In today’s post on suicide and the loss of religion, we mentioned that researchers found a correlation with “blue laws,” suggesting that getting rid of Sunday closing laws may have had the unintended consequence of increasing the suicide rate.
I found that a bit of a jump, but said that I had never thought of the dismantling of Sunday closing laws as a factor in the decline in church attendance, but it is surely a factor. If you have to work on Sunday, you can’t go to church. Most of us probably know people in that predicament.
Even after the blue laws were abandoned, communities tended to protect Sundays. No more, even here in rural, Bible belt, Oklahoma, where soccer practices and little league tournaments are often scheduled on Sunday mornings.
Ironically, though, most European countries and Australia, which I know most about, have kept most of their blue laws, even though they are far more secularized than the United States. Most people there don’t use Sundays to go to church, which was the origin of those laws, but they prize them as a day of rest.
We Americans still try to go to church, but we have given up our day of rest. Consequently, we are more busy than we should be, which also has unintended consequences for our mental health.

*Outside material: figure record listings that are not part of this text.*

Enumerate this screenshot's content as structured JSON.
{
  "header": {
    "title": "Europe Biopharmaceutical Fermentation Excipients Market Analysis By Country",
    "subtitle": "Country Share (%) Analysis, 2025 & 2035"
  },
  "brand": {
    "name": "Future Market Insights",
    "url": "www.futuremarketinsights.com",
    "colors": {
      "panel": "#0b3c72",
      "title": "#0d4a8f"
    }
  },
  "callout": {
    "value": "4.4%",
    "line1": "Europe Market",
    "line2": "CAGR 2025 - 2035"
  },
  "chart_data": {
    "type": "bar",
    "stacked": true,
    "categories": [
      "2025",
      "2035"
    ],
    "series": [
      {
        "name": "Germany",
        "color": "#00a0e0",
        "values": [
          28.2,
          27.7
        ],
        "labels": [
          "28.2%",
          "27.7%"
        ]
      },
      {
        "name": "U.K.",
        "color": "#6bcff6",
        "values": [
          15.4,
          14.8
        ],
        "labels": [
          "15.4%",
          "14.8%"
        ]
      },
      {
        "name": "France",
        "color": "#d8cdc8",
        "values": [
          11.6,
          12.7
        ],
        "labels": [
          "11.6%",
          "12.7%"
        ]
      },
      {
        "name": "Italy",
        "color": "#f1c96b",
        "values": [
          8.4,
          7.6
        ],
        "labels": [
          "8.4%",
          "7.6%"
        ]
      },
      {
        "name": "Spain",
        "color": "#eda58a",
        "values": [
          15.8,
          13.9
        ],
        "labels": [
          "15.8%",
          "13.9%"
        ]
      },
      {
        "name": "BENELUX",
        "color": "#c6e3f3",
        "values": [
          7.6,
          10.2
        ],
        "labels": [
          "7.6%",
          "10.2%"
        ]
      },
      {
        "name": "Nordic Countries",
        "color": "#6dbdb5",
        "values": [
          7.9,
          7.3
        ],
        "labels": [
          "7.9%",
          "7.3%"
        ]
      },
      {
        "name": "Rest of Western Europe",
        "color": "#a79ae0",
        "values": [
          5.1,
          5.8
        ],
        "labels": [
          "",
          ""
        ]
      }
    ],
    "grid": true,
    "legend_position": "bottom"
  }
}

Now there are problems with rigid, legalistic approaches to the Sabbath, which gave rise to the blue laws. German Lutheran immigrants encountered hostility from the Reformed majority for breaking the Sabbath. On Sunday afternoons, after church, the Lutherans would play or watch sports, attend concerts, and, worst of all, relax at Beer Gardens. Lutherans knew that “The Sabbath was made for man, not man for the Sabbath” (Mark 2:27). And what man needs on the Sabbath is both worship and rest, including innocent recreation and time with family and friends.
Today any Sabbath laws would have to be packaged as days of rest with many exceptions and accommodations, as in Europe and Australia. No one religion could be privileged. Christians have Sundays as the day of worship, Jews have Saturdays, and Muslims have Thursdays. The work week and the number of hours Americans work per week are said to be contracting. Most Americans work only five days a week, but these can be different days. But is it helpful for the whole society to have days off in common? We still have weekends. We could institutionalize a three day weekend, beginning with Thursdays rather than adding Mondays, to accommodate the Muslims, thereby keeping a religious dimension to these days of rest.
So our discussion topic for this weekend is “would it be a good idea to bring back Sunday closing laws or their equivalent?”